O PSOL terá um representante na Assembleia Legislativa pela primeira vez no Rio Grande do Norte. Eleito com 19.158 votos em razão do coeficiente eleitoral, o vigilante da UFRN e vereador de Natal Sandro Pimentel venceu uma disputa interna com outros 29 candidatos lançados pelo Partido para concorrer ao cargo de deputado estadual.

Aos 52 anos de idade, Pimentel ainda cumpre plantão noturno na escala da UFRN, é filho de agricultores e mora no bairro de Nossa Senhora da Apresentação, maior e mais populoso bairro da periferia da Zona Norte de Natal. Como representante dos trabalhadores, dirigiu o Sindicato dos Servidores da UFRN (Sintest) na primeira década de 2000 até conquistar uma vaga na Câmara Municipal em 2012, puxado pelo fenômeno Amanda Gurgel, então no PSTU, que recebeu mais de 32 mil votos e levou Sandro Pimentel e Marcos do PSOL.

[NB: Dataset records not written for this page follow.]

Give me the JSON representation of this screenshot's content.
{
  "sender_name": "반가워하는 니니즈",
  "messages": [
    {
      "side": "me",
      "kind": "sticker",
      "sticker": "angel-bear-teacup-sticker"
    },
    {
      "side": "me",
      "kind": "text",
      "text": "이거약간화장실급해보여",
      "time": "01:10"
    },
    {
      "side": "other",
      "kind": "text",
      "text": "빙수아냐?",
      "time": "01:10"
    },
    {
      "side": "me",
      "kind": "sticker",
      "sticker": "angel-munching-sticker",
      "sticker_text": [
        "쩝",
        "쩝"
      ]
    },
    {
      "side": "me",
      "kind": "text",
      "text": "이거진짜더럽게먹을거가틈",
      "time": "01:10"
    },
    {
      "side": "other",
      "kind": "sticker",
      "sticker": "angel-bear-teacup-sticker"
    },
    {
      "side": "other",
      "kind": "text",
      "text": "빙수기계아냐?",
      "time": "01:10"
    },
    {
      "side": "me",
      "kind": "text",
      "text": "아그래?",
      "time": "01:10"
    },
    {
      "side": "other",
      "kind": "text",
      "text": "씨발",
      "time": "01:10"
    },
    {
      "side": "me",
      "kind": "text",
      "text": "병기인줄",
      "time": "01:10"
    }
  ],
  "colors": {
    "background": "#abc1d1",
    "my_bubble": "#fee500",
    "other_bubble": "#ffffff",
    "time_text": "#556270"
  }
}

Em 2018, além do próprio Pimentel, o PSOL contava ecom outros dois puxadores de voto: o professor Robério Paulino, que ganhou notoriedade ao alcançar mais de 10% na votação n para o Governo do Estado em 2014, e Maurício Gurgel, ex-vereador de Natal que herda a cadeira de Sandro Pimentel a partir de 1º de janeiro de 2019. Juntos, Sandro, Robério e Maurício conquistaram 44.756 votos. O partido contava com a soma de todos os 30 candidatos para ultrapassar a marca dos 60 mil, o que nas contas do PSOL garantiria uma vaga.

Como vereador exercendo a metade do segundo mandato, Pimentel é uma das vozes de oposição mais estridentes a denunciar irregularidades nas gestões do ex-prefeito de Natal Carlos Eduardo Alves  (PDT) e do atual Álvaro Dias (MDB).

Com uma campanha voltada para pautas que defende na Câmara Municipal de Natal pelo segundo mandato consecutivo, a exemplo da causa dos animais e da categoria dos trabalhadores informais e vigilantes, o deputado estadual eleito Sandro Pimentel acredita que seu trabalho ganhará uma projeção regional, a partir de agora:

– Meu trabalho como vereador já tem uma amplitude estadual. E agora, como deputado estadual, acredito que teremos uma projeção ainda maior, regional.

Ainda que a calculadora não tenha saído de perto durante o processo eleitoral, Pimentel reconhece que não esperava chegar perto dos 20 mil votos. Nas contas do Partido, a votação dele ficaria entre 12 mil e 15 mil votos. Os apoios superaram a expectativa, especialmente porque a campanha foi financiada com recursos próprios. Ele explica que como a verba do fundo eleitoral destinada ao PSOL do Rio Grande do Norte foi de aproximadamente R$ 300 mil, a executiva estadual do Partido decidiu que o dinheiro seria repassado integralmente para as campanhas majoritárias, pelas quais concorreram o professor Carlos Alberto como candidato ao Governo do Estado e os candidatos ao Senado Telma Gurgel e Laílson Almeida.

– Imagina uma candidatura passar de 19 mil sem ter um horário eleitoral, sem ter um real de fundo eleitoral, verba pública, sem ter prefeito ou ex-prefeito apoiando. Foi uma votação surpreendente diante dessas limitações.

A estrutura que o PSOL tinha no Estado, segundo Sandro Pimentel, foi usada para apoiar concorrentes dele. A sigla administra duas cidades no Brasil, ambas no Rio Grande do Norte: Jaçanã e Janduís, cujos prefeitos acabaram apoiando Robério Paulino e Salomão Gurgel, respectivamente.

O parlamentar credita a eleição ao trabalho em defesa das pautas dos animais e dos trabalhadores. Sandro Pimentel é, de fato, o único parlamentar do Rio Grande do Norte identificado para questões envolvendo animais.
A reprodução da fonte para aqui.